A fantastic recent essay in the New York Times brought to mind a fantastic Talmudic narrative. The latter [in Tamid 32b] describes the would-be world-conqueror Alexander the Great approaching the gates of the Garden of Eden. When denied entry (insufficient righteousness the grounds), he asks for, at least, a souvenir and is given an eyeball (or, perhaps, a skull’s eye-socket).
Seeking to somehow gauge the odd gift, he places it on one pan of a scale, with gold and silver in the other pan. The precious metal pan rises. And it continues to do so, no matter how much gold and silver he adds. Asking the rabbis accompanying him what is happening, they explain that the eye represents the impetus for human desire; it is that which sees and wants, and is never satisfied. He is skeptical but the rabbis then prove their point by placing some dirt, a reminder of the reality of mortality, atop the eye. Its pan then rises high, outweighed by, unconcerned with, oblivious to, all the precious metal.
All of us have likely desired to possess something we don’t. But I have always been confounded by the spectacle of very wealthy people consumed with the relentless pursuit of greater wealth. It just wasn’t anything I could relate to, or understand. And so the opening words of the New York Times piece grabbed me and wouldn’t let me go.
“In my last year on Wall Street,” the author, Sam Polk, writes, “my bonus was $3.6 million – and I was angry because it wasn’t big enough. I was 30 years old, had no children to raise, no debts to pay, no philanthropic goal in mind. I wanted more money for exactly the same reason an alcoholic needs another drink: I was addicted.”
To wealth, that is, and the power he saw it as conferring.
Mr.

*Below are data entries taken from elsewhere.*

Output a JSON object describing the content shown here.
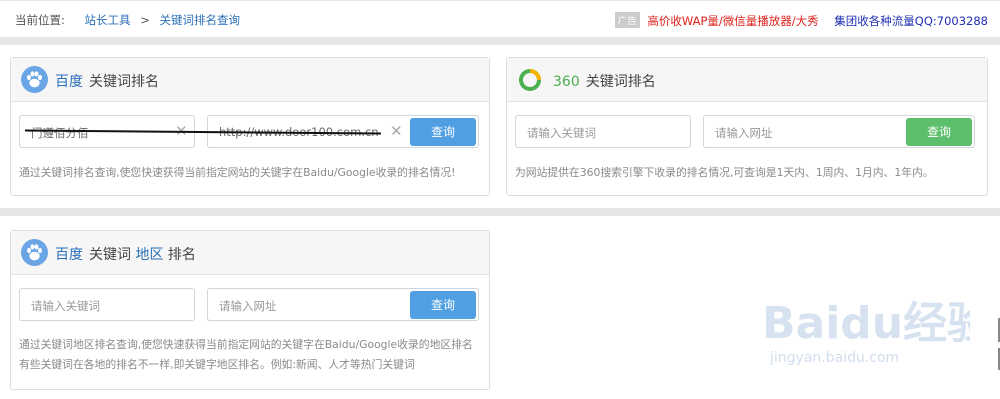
{
  "breadcrumb": {
    "prefix": "当前位置:",
    "link1": "站长工具",
    "sep": ">",
    "link2": "关键词排名查询"
  },
  "ad": {
    "badge": "广告",
    "link": "高价收WAP量/微信量播放器/大秀",
    "qq": "集团收各种流量QQ:7003288"
  },
  "baidu_card": {
    "brand": "百度",
    "title": "关键词排名",
    "keyword_value": "门遵佰分佰",
    "url_value": "http://www.door100.com.cn",
    "query_label": "查询",
    "desc": "通过关键词排名查询,使您快速获得当前指定网站的关键字在Baidu/Google收录的排名情况!"
  },
  "so360_card": {
    "brand": "360",
    "title": "关键词排名",
    "keyword_placeholder": "请输入关键词",
    "url_placeholder": "请输入网址",
    "query_label": "查询",
    "desc": "为网站提供在360搜索引擎下收录的排名情况,可查询是1天内、1周内、1月内、1年内。"
  },
  "region_card": {
    "brand": "百度",
    "title_a": "关键词",
    "title_region": "地区",
    "title_b": "排名",
    "keyword_placeholder": "请输入关键词",
    "url_placeholder": "请输入网址",
    "query_label": "查询",
    "desc1": "通过关键词地区排名查询,使您快速获得当前指定网站的关键字在Baidu/Google收录的地区排名",
    "desc2": "有些关键词在各地的排名不一样,即关键字地区排名。例如:新闻、人才等热门关键词"
  },
  "watermark": {
    "text": "Baidu经验",
    "sub": "jingyan.baidu.com"
  },
  "colors": {
    "link": "#2a6fb8",
    "ad_red": "#e0211a",
    "qq_blue": "#1f2fb3",
    "button_blue": "#4f9fe2",
    "button_green": "#5cbf6b"
  },
  "icons": [
    "paw-icon",
    "ring-360-icon",
    "clear-x-icon"
  ]
}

Polk goes on to recount subsequent years in his life, how he became a “bond and credit default swap trader,” a job description he might as well have offered in Swahili for all it means to me – “one of the more lucrative roles in the business.” And how making a million or two wasn’t enough.
“When the guy next to you makes $10 million, $1 million or $2 million doesn’t look so sweet.”
“Ever see what a drug addict is like when he’s used up his junk?” Mr. Polk asks his readers, and tells them: “He’ll do anything – walk 20 miles in the snow, rob a grandma – to get a fix. Wall Street was like that.”
“When the guy next to you makes $10 million,” he explains, “$1 million or $2 million doesn’t look so sweet.” Frankly, I wouldn’t know, but I do trust Mr. Polk. And the Midrash, which informs us that “He who has one hundred wants two hundred” and that “no man dies with half his desires in hand.”
The eye-opening article helped me understand that greed isn’t necessarily a sign of depravity. It can be a type of simple irrationality, what Mr. Polk calls an “addiction.”
Or what the Talmud calls “ta’avos” – irrational lusts – things even those of us unfamiliar with heroin or cocaine can relate to. For smokers or alcoholics, the concept is an easy one to understand. But even if our daily desires are limited to junk food or other things that we know are unhealthy for our bodies or our souls, and that we struggle to control, the idea of a ta’avah/lust is certainly recognizable. If we’re not obsessed with wealth, well, that’s just because, blessedly, we fortunately lack that particular lust. But we might try to be a bit more understanding of those who do suffer such obsessions, no less than we pity an alcoholic.
Eventually, though, Mr. Polk “cashed out,” so to speak. His turning point came when he realized that his immensely more wealthy boss was “afraid of losing money, despite all that he had.”
To his credit, he found a new life, marrying, speaking in jails and juvenile detention centers about the benefits of sobriety, teaching and starting a nonprofit to help poor families struggling with obesity and food addiction. “I am,” he confides, “much happier.”
He seems to have discovered something else the Talmud teaches, that our worth is measured by how we live, not by what we have. And proven himself a “strong” man, as per the sage Ben Zoma’s teaching that “Who is strong? He who subdues his inclination” (Ethics of the Fathers, 4:1).
And as having absorbed another of Ben Zoma’s teachings, too: “Who is wealthy? He who is happy with his lot.”